Technical replicates are a good idea, but how do you deal with those? Try comparing the coefficient of variance between biological and technical replicates and samples.
If you can, fit your whole experiment on one run. We swapped horror stories of different runs separating when principle component analysis was done 😦
Once you have your sequences, prepare them for downstream analysis by trimming adapters, filtering to a quality you’re comfortable with, and, possibly, merging paired ends. If you have 16S data, merge first, then qc. With metagenomics, you can merge the high quality reads (after QC). PEAR and Flash are two read-joiners we’ve used and liked.
As far as quality control goes, Matt here at the genome center has a set of tools you could use if you have a known insert size. Guilluame uses custom script to trim adapters and remove low quality reads. Trimmomatic and the FASTX Toolkit does this too. They’re probably all going to do the same thing, and the differences will be in the run time.
So, now that you have reads you’re comfortable with, the first thing most everyone wants to do appears to be taxonomic assignment. Make sure if you’re merging ends to use merged reads plus forward reads OR a tool that takes pairing information into account so you’re not double-counting the same read. Some tools we talked about: Kraken/Braken, Metapalette, Discribinate, MEGAN.
That’s as far as our conversation got in an hour. We’ll definitely pick up from here in the future!
Tomorrow we’ll meet to talk about metagenomics workflows.
Discussion of Megahit
Megahit was easy to install and it ran very quickly on large datasets.

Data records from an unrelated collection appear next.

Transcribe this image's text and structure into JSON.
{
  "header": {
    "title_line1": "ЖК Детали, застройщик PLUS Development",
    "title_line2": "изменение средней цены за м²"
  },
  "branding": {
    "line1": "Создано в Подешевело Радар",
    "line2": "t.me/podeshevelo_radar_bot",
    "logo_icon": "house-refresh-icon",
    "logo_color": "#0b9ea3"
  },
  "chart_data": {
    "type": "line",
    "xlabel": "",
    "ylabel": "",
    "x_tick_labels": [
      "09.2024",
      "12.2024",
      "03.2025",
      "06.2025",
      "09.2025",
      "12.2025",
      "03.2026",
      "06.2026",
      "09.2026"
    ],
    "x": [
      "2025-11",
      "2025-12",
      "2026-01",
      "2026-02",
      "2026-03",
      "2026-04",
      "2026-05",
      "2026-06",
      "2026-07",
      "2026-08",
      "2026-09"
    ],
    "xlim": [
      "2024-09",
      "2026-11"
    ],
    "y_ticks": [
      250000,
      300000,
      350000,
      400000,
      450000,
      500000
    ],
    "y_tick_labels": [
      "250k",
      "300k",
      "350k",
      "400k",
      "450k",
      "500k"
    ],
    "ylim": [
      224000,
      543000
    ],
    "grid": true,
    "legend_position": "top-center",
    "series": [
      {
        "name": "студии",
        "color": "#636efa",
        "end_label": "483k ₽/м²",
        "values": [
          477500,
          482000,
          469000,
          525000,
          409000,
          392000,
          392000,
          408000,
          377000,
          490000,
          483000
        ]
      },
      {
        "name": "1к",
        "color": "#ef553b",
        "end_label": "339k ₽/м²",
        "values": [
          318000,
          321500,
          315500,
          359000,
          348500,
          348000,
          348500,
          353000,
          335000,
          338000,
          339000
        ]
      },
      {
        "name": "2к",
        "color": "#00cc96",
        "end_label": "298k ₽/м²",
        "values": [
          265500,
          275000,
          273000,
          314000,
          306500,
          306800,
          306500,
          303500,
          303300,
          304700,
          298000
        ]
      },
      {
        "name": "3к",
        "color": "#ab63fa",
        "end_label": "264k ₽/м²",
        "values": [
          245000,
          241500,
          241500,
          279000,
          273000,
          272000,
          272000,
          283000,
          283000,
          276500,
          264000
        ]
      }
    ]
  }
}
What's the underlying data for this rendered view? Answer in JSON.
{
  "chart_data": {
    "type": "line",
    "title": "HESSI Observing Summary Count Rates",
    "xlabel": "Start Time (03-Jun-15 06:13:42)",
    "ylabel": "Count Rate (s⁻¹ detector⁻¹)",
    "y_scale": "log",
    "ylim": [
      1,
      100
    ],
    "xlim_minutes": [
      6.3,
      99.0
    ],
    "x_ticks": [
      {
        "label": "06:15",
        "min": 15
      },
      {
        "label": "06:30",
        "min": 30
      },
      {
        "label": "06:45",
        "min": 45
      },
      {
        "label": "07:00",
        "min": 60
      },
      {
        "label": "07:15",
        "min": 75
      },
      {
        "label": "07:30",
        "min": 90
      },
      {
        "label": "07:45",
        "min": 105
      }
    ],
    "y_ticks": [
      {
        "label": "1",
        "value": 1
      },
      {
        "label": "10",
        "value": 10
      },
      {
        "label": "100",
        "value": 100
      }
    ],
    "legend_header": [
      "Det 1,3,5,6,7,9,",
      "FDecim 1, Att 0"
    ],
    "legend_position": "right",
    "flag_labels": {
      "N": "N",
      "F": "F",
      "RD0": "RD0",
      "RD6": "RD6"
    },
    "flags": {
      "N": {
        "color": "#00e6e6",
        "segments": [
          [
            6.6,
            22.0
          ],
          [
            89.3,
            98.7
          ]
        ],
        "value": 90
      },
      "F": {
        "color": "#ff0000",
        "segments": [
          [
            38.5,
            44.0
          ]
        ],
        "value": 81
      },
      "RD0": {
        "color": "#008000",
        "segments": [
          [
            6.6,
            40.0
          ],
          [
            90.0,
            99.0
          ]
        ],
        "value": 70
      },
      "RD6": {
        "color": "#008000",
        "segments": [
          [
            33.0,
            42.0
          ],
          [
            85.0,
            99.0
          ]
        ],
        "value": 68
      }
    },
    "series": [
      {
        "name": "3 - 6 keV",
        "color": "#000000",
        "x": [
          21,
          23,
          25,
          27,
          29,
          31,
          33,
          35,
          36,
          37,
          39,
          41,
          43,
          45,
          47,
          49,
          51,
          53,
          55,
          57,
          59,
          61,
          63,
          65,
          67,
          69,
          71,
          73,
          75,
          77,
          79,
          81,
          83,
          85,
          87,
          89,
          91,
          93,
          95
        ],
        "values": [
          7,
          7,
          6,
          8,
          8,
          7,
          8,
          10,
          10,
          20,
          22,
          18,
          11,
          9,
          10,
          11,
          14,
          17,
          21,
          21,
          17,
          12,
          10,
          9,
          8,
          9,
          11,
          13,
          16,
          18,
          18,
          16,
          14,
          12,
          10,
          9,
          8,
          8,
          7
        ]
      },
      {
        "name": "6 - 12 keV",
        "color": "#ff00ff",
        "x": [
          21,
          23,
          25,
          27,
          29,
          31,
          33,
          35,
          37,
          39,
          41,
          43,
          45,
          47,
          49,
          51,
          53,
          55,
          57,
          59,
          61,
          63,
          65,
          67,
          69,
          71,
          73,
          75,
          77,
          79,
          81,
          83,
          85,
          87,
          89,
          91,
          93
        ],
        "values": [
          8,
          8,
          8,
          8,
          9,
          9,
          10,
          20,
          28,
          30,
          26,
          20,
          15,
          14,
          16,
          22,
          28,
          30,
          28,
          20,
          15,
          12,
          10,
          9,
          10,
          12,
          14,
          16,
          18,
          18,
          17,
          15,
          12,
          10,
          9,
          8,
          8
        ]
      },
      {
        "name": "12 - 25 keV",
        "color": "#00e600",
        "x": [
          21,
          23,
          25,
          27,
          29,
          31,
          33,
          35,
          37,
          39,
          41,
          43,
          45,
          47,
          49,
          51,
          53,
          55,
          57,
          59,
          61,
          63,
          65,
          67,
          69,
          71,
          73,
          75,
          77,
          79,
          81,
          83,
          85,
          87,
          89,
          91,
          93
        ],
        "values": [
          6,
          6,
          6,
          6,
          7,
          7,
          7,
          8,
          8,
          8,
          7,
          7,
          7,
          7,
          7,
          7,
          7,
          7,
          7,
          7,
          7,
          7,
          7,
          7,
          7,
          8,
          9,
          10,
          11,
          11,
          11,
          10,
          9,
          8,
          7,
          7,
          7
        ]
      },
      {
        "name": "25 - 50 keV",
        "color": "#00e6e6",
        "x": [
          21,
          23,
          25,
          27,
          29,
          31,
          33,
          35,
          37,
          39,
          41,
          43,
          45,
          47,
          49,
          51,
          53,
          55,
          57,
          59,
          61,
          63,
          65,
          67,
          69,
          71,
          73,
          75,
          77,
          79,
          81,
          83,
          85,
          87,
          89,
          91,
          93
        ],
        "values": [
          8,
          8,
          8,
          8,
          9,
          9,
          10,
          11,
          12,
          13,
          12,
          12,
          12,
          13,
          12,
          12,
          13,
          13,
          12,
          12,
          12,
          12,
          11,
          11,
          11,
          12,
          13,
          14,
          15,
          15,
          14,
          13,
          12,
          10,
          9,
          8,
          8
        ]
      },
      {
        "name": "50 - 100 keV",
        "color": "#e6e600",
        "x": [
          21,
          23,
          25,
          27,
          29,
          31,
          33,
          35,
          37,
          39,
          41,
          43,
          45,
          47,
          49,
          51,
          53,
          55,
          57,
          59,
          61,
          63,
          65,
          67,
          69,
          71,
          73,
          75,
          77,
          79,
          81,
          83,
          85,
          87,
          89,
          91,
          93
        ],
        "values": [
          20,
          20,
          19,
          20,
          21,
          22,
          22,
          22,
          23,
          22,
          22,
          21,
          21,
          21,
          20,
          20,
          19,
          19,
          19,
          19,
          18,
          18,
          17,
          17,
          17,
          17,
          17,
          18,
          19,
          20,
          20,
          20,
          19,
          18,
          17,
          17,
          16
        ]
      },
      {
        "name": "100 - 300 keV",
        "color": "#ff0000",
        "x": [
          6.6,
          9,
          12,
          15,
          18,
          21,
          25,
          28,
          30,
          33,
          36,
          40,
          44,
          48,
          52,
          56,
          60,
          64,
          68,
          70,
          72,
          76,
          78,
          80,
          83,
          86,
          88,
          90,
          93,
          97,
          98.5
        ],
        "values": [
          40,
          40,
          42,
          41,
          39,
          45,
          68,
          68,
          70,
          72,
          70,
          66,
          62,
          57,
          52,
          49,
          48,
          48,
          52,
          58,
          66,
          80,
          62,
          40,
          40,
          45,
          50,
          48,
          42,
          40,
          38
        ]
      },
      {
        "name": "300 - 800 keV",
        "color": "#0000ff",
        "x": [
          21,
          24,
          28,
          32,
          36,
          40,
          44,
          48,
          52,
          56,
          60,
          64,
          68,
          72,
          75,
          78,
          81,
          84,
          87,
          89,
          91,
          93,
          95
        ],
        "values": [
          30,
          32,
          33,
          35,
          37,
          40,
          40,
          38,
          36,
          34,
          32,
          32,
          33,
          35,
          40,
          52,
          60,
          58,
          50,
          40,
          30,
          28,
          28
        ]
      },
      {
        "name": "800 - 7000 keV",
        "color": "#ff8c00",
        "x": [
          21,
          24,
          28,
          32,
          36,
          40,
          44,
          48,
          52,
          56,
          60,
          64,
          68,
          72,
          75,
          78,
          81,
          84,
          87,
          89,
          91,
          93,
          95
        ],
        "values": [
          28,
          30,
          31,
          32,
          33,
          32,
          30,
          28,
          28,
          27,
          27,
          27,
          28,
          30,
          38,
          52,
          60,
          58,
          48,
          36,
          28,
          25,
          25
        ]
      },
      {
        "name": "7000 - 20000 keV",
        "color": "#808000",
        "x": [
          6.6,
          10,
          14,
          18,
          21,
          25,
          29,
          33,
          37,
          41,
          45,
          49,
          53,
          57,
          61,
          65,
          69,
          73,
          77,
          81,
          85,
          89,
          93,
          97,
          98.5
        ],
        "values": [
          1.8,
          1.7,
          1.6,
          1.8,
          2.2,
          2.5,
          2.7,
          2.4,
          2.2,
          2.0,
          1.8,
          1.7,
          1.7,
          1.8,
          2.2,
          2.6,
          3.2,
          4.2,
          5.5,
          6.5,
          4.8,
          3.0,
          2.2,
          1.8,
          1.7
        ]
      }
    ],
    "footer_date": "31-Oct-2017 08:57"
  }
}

We thought it seems like a fine approach for a low-complexity dataset. For my data, though, Megahit assembled 12% of the reads from one of my samples, and only 3% of the coassembly using the default settings. Perhaps a better strategy for a high-complexity dataset would be to normalize k-mers using, for example, diginorm or stacks before running megahit meta-large or even an assembler with more options.
We also discussed other assemblers, and decided that it might be best to pick your assembler based on the dataset in question.
Next Friday, June 24, we’ll discuss this paper:
Li et al: MEGAHIT: an ultra-fast single-node solution for large and complex metagenomics assembly via succinct de Bruijn graph. 2015 Bioinformatics.
Megahit is an assembler for metagenomics data. It was developed to work on large, complex datasets. It’s available from github, and doesn’t do any pre-processing for you.